You book a commercial job and the client wants a beautiful face to grace their next ad. The client relies on you, the photographer to help with the process of hiring the model. The crew you hire rely on you to select the right candidate for their needs. That's great, right? Get the most radiant face, possibly the one with the highest social media numbers for that extra bump and you're set! Is that how it works?
I wish the process were simple but there are other factors, more important than a gorgeous face that increase your odds of a successful photo shoot. Being that you are the lead consultant for the brand and crew, they are relying on your expertise to guide the process.
First of all, beauty is subjective but in a town like Los Angeles, good looks are more common than a gluten allergy. I can throw a rock and hit a beautiful person, but finding one that is perfect for the photo shoot is a bigger undertaking.

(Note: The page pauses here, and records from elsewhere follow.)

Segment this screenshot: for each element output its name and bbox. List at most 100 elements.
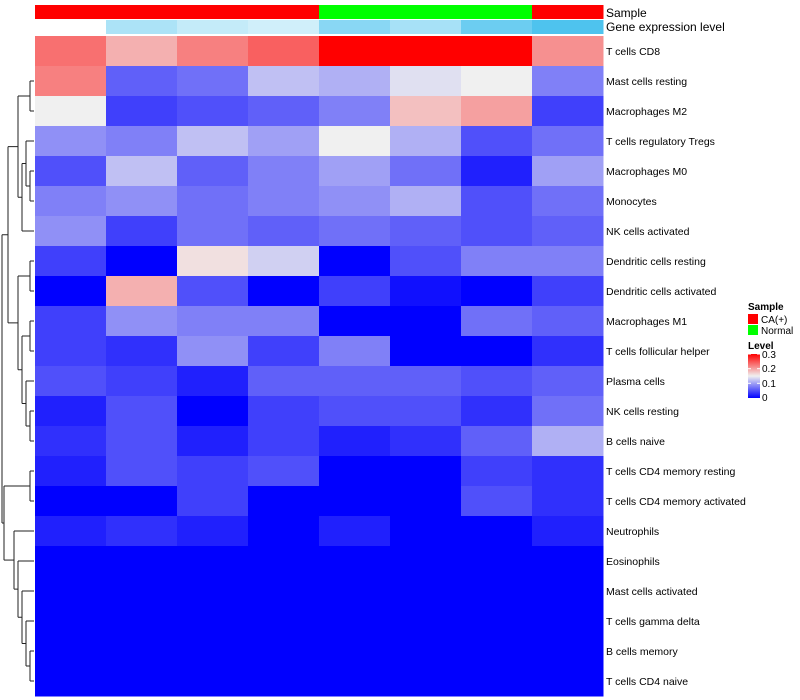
heatmap-cell [461,276,533,307]
heatmap-cell [35,636,107,667]
heatmap-cell [390,636,462,667]
heatmap-cell [35,126,107,157]
heatmap-cell [177,66,249,97]
heatmap-cell [248,66,320,97]
heatmap-cell [319,126,391,157]
heatmap-cell [106,156,178,187]
row-label: T cells regulatory Tregs [606,136,715,148]
heatmap-cell [461,126,533,157]
heatmap-cell [532,426,604,457]
heatmap-cell [248,126,320,157]
heatmap-cell [532,456,604,487]
heatmap-cell [532,126,604,157]
heatmap-cell [106,396,178,427]
heatmap-cell [461,246,533,277]
legend-level-tick-0.2: 0.2 [762,364,776,375]
heatmap-cell [532,216,604,247]
heatmap-cell [532,606,604,637]
row-label: Macrophages M2 [606,106,687,118]
heatmap-cell [177,426,249,457]
sample-annotation-cell [177,5,249,19]
gene-expression-annotation-cell [319,20,391,34]
legend-level-title: Level [748,341,774,352]
heatmap-cell [319,606,391,637]
heatmap-cell [390,426,462,457]
legend-sample-title: Sample [748,302,784,313]
heatmap-cells [35,36,604,697]
heatmap-cell [532,276,604,307]
heatmap-cell [390,186,462,217]
heatmap-cell [390,456,462,487]
heatmap-cell [177,36,249,67]
heatmap-cell [248,486,320,517]
heatmap-cell [461,186,533,217]
heatmap-cell [532,96,604,127]
heatmap-cell [35,216,107,247]
heatmap-cell [35,36,107,67]
heatmap-cell [461,426,533,457]
gene-expression-annotation-cell [532,20,604,34]
gene-expression-annotation-cell [106,20,178,34]
legend-level-colorbar [748,354,760,398]
row-labels: T cells CD8 Mast cells resting Macrophages… [606,46,746,688]
heatmap-cell [390,666,462,697]
heatmap-cell [390,546,462,577]
heatmap-cell [177,456,249,487]
heatmap-cell [248,396,320,427]
gene-expression-annotation-cell [248,20,320,34]
heatmap-cell [319,66,391,97]
heatmap-cell [390,336,462,367]
row-label: Mast cells activated [606,586,698,598]
heatmap-cell [390,306,462,337]
heatmap-cell [177,396,249,427]
heatmap-cell [390,36,462,67]
heatmap-cell [390,216,462,247]
sample-annotation-cell [106,5,178,19]
heatmap-cell [532,366,604,397]
row-label: Macrophages M0 [606,166,687,178]
heatmap-cell [532,36,604,67]
row-label: Monocytes [606,196,657,208]
heatmap-cell [390,156,462,187]
heatmap-cell [106,486,178,517]
heatmap-cell [177,186,249,217]
heatmap-cell [390,96,462,127]
heatmap-cell [177,156,249,187]
heatmap-cell [248,216,320,247]
heatmap-cell [35,606,107,637]
gene-expression-annotation-cell [390,20,462,34]
heatmap-cell [35,276,107,307]
heatmap-cell [106,66,178,97]
heatmap-cell [35,516,107,547]
legend: Sample CA(+) Normal Level 0.3 0.2 0.1 0 [748,302,793,404]
heatmap-cell [532,246,604,277]
heatmap-cell [390,516,462,547]
heatmap-cell [177,366,249,397]
row-label: B cells naive [606,436,665,448]
heatmap-cell [106,216,178,247]
heatmap-cell [35,246,107,277]
legend-level-tick-0: 0 [762,393,768,404]
heatmap-cell [35,156,107,187]
sample-annotation-cell [319,5,391,19]
heatmap-cell [248,606,320,637]
gene-expression-annotation-cell [35,20,107,34]
heatmap-cell [319,576,391,607]
row-label: Dendritic cells activated [606,286,716,298]
heatmap-cell [532,186,604,217]
heatmap-cell [390,66,462,97]
heatmap-cell [248,186,320,217]
heatmap-cell [248,426,320,457]
heatmap-cell [177,666,249,697]
heatmap-cell [390,396,462,427]
heatmap-cell [532,546,604,577]
heatmap-cell [532,636,604,667]
heatmap-cell [390,126,462,157]
heatmap-cell [390,606,462,637]
sample-annotation-cell [35,5,107,19]
heatmap-cell [106,306,178,337]
heatmap-cell [461,216,533,247]
heatmap-cell [106,516,178,547]
row-label: Dendritic cells resting [606,256,706,268]
heatmap-cell [461,36,533,67]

The campaign that I developed for Michael Todd Beauty featured Wilhelmina Models talent, Vanessa Curry. Hiring Vanessa came with a long list of requirements that she fulfilled which made her the brand's final choice.
How can you go through a more thorough vetting process? Decide what you are selling and what the intent of the photographic campaign is. In our case with Michael Todd Beauty, it was about creating a lifestyle brand that is within reach of every consumer. We wanted to elevate the current images and dictate that the consumer for this brand was successful, great to look at, knowledgeable about important products and had enough of an income to purchase quality goods. In addition, the company wanted a model that would appeal to multiple ethnicities.

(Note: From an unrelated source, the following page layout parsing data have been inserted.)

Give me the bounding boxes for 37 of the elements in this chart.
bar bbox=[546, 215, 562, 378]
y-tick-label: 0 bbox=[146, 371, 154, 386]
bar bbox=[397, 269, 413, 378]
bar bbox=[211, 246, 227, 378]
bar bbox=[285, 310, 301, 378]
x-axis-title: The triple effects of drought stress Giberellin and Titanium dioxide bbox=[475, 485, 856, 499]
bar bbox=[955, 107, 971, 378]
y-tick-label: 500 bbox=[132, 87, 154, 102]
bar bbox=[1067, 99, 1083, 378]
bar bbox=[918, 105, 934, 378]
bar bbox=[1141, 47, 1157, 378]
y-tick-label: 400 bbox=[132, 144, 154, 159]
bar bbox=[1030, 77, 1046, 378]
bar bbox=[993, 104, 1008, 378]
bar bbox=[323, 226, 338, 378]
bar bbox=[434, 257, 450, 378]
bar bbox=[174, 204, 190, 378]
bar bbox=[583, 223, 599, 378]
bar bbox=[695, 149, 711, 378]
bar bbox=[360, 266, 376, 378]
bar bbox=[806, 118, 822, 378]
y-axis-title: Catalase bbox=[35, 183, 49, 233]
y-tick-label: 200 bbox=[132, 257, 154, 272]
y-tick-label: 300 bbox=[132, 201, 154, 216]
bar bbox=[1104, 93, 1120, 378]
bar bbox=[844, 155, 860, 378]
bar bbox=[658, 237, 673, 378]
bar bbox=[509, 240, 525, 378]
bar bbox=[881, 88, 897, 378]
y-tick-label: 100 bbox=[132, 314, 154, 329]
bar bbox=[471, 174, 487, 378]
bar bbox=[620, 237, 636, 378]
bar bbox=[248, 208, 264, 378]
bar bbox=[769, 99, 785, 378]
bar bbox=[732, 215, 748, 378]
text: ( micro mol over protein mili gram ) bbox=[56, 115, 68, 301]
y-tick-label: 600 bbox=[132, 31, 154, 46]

Knowing that important bit of information, I found the modeling agency who cater to this type of talent. I opted for Wilhelmina as they focus heavily on commercials vs. high fashion, though many models can cross over. Some jobs reach out to multiple agencies and others reach out to only one, the correct way of doing this is making sure you have enough options for the client.
In this case, we had great options with Wilhelmina and when you consistently book with one agency it does help with negotiating as a "return customer". This will save your client on their budget, not to mention makes them happy that you have solid relationships around town.

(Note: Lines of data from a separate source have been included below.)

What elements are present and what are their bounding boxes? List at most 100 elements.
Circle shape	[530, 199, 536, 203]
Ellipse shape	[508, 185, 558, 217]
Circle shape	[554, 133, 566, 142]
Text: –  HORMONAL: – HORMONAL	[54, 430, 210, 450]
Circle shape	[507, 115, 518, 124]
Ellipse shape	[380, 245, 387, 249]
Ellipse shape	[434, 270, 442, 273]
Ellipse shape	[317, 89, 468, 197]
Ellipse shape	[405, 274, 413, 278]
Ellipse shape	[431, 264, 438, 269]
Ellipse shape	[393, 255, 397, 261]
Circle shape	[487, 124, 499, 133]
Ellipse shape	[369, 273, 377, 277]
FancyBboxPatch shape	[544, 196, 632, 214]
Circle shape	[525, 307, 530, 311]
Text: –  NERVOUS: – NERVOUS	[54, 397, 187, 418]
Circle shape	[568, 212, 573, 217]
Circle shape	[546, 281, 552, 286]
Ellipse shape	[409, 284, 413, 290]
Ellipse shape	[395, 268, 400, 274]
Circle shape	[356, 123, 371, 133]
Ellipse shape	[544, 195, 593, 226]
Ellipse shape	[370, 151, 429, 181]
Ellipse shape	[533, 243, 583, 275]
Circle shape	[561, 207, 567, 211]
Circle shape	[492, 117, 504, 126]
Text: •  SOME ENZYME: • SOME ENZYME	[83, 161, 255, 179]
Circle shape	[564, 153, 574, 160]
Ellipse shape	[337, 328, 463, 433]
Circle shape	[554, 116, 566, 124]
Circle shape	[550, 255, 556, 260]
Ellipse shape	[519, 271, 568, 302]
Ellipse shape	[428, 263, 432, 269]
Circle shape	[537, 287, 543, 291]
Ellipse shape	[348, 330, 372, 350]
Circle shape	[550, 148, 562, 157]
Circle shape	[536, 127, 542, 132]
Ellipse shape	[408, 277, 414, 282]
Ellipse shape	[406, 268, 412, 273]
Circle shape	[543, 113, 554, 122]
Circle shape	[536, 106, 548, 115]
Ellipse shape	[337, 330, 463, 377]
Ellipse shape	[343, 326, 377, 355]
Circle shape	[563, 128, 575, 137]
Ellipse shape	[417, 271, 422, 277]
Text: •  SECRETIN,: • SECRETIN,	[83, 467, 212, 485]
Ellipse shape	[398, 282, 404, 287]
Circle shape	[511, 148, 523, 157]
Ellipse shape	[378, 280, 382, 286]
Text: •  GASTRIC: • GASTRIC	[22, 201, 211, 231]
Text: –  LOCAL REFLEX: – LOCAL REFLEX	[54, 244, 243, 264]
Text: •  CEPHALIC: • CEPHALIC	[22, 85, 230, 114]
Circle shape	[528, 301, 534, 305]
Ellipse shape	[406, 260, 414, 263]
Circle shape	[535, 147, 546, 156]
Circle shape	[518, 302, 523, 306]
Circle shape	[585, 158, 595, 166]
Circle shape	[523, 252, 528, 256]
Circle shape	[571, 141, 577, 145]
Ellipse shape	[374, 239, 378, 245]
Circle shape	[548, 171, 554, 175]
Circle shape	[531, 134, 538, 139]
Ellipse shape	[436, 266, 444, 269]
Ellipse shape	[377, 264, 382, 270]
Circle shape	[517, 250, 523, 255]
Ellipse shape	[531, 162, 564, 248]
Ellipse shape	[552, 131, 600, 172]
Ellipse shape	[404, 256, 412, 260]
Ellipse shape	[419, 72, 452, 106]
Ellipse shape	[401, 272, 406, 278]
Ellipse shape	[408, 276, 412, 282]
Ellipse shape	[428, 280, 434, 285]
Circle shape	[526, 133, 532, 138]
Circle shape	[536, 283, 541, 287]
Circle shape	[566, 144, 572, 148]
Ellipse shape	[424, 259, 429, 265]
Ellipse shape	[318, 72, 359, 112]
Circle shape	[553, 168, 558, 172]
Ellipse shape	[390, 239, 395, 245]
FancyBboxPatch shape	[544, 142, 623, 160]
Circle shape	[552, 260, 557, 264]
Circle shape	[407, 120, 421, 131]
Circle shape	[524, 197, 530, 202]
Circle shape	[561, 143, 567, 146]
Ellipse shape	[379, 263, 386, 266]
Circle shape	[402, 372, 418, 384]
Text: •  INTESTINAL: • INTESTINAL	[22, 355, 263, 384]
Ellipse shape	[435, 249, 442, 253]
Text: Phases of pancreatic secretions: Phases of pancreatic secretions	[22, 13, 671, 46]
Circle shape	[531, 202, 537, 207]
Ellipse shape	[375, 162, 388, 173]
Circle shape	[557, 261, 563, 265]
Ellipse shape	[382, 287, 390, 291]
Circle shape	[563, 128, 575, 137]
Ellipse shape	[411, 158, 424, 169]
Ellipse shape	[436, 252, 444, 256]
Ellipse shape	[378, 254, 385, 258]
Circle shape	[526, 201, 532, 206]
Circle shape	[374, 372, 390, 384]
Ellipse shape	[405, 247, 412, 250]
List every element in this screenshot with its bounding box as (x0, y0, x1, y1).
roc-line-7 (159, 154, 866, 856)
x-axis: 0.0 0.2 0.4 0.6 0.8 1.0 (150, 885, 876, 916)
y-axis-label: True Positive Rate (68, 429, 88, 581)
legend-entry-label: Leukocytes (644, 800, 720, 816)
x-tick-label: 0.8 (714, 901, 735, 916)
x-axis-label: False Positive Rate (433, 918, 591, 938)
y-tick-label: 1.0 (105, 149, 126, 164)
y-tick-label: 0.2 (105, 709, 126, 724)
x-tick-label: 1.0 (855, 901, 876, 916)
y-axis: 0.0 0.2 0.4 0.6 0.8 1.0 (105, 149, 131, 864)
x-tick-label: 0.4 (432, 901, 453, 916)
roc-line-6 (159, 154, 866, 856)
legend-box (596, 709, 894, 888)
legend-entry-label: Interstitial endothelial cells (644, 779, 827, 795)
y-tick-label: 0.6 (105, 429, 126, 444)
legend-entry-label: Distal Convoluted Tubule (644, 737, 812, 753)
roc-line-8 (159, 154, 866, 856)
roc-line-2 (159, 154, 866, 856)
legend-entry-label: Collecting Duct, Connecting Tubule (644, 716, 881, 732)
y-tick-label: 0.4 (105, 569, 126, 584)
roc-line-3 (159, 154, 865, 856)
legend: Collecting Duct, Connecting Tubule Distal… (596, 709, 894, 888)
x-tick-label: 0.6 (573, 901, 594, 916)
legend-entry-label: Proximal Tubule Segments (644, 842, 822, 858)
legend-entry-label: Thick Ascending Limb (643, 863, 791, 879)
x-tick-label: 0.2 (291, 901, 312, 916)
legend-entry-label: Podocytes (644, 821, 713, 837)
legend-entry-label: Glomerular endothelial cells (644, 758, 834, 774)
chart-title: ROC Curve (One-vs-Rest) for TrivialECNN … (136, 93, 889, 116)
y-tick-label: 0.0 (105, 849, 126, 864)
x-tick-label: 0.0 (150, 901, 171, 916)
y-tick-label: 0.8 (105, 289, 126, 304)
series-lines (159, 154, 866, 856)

The modeling agency will send a "package" (online gallery of options who fit your criteria for this particular job). In viewing the package, I look for the following:
- Can the model give a series of emotions or do they have one or two looks? In the event the client changes creative, you want to be prepared.
- How do they move and showcase the variety of material and products in their portfolio?
- Can they be both sexy & respectful? There's a fine line and your project will determine exact needs.
- Do they understand their angles and in relation to the brand?
- Keep the makeup artist & hairstylist in mind when reviewing facial features they'd be working on. Are you making their job easier or harder?
- Have they worked with other brands before? (Why this is critical)
- Is the model sample size or what specs do they have? What are the specs because this will decide your wardrobe stylists' budget and efforts.
- Review their digitals to see the real person vs. retouched portfolio images
- Review their social media (This is BIG and it's not for the reasons you think)
- Are they new or seasoned and worked with many photographers?
- Are they pleasant to have on set? (This applies to your entire crew)
Capturing the perfect image for your client is only the tip of the iceberg. Setting them up for a successful shoot, creating a campaign they can build on and providing an on-set experience for everyone involved is also the duty of the photographer and producer.